Why are public wages higher?

 
Abstract:
Many political scientists and economists have addressed the implications of the public Sector’s sheltered status on their unions’ wage strategies vis-a-vis the government. Since the public sector is a monopoly provider of necessary and price inelastic services, conventional wisdom suggests that public sector unions’ push for wage increases which their productivity does not merit, exacerbating inflation and fiscal deficits. The argument in this paper challenges this conventional view, and maintains that the recent, puzzling rise in public sector wage inflation, relative to that in manufacturing, in Euro-zone countries is an unintended result of the institutional shift towards European Economic and Monetary Union (EMU). 

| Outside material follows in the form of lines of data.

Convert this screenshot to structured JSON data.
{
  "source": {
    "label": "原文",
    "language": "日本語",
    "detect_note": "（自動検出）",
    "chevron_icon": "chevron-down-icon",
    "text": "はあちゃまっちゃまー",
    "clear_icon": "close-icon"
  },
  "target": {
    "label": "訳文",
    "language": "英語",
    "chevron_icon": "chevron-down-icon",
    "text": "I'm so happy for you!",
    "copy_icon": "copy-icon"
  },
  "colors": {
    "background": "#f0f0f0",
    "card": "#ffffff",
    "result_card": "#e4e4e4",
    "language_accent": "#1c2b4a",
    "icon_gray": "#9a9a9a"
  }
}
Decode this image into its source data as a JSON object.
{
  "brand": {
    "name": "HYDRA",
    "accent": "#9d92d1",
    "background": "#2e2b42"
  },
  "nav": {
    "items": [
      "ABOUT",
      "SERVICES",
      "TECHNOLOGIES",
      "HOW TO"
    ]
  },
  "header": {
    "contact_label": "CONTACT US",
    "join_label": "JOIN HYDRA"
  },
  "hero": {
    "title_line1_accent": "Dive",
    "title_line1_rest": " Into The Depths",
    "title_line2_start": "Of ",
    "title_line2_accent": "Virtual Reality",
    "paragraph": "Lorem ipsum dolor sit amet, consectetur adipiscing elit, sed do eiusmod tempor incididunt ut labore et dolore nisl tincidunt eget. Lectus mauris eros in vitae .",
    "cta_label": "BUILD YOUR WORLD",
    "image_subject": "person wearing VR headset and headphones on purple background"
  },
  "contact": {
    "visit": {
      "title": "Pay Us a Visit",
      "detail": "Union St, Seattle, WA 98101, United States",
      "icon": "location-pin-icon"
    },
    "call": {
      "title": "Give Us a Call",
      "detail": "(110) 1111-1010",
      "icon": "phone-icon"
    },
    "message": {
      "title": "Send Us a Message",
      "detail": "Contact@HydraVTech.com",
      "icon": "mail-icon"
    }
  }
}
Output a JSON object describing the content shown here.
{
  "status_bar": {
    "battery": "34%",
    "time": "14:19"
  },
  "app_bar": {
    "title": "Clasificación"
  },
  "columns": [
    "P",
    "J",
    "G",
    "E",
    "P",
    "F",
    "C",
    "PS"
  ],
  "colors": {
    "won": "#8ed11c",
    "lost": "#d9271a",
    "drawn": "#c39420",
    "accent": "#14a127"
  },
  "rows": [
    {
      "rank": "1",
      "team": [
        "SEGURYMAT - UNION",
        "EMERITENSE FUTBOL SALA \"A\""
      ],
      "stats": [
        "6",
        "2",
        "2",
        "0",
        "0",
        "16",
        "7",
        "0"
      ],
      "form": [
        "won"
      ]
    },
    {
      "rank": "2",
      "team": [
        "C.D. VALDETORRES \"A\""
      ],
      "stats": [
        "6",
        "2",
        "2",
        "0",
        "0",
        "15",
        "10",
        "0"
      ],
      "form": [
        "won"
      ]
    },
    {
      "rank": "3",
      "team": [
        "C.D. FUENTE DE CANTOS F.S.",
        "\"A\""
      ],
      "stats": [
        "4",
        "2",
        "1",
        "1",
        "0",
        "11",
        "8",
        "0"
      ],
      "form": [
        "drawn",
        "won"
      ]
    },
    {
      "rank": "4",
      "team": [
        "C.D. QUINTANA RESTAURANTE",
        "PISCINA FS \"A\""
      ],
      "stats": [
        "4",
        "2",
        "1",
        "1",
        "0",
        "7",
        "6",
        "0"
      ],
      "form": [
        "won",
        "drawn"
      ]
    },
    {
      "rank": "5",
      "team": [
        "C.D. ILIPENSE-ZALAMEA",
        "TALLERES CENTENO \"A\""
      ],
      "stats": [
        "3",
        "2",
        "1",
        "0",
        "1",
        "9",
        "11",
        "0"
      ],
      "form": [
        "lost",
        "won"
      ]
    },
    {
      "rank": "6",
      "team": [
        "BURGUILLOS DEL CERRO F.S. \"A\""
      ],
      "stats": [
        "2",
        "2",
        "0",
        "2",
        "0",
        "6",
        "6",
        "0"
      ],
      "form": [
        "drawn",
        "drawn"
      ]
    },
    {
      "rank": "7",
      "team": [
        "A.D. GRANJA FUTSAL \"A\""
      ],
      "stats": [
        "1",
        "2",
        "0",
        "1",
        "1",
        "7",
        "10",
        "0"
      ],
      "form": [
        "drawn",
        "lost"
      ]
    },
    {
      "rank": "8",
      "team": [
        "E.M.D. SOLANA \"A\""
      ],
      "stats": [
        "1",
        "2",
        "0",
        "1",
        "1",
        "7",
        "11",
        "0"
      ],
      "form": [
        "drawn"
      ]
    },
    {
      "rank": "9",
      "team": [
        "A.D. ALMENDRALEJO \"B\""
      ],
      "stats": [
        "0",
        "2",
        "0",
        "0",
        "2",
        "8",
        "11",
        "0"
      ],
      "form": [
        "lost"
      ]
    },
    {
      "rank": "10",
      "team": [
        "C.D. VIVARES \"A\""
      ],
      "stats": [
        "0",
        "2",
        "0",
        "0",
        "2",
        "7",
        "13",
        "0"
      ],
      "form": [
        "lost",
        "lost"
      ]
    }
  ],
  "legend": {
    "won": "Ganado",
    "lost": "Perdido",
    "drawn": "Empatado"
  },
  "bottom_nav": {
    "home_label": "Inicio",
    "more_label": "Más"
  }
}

During the 1980s and 1990s, differences in wage inflation between the manufacturing and public sector within most EMU candidate-countries were low. After 1999, these differences significantly worsened; wage moderation continued in the manufacturing sector while wage inflation arose in the public sector. It is argued here that monetary unions predecessors, the European Monetary System and Maastricht regimes, imposed two important constraints on public employers, which enhanced their ability to enforce wage moderation: the commitment to a hard currency policy via participation in the Exchange Rate Mechanism, adopted by some earlier than others and, the Maastricht criteria. Monetary union’s removal of these two constraints weakened public employers capability to deny inflationary wage settlements to public sector unions. Panel regressions results outline a statistically significant relationship between monetary union and higher levels of wage inflation in the public sector, relative to manufacturing. The paper concludes with a brief discussion of the implications of monetary union for inter-sectoral dynamics.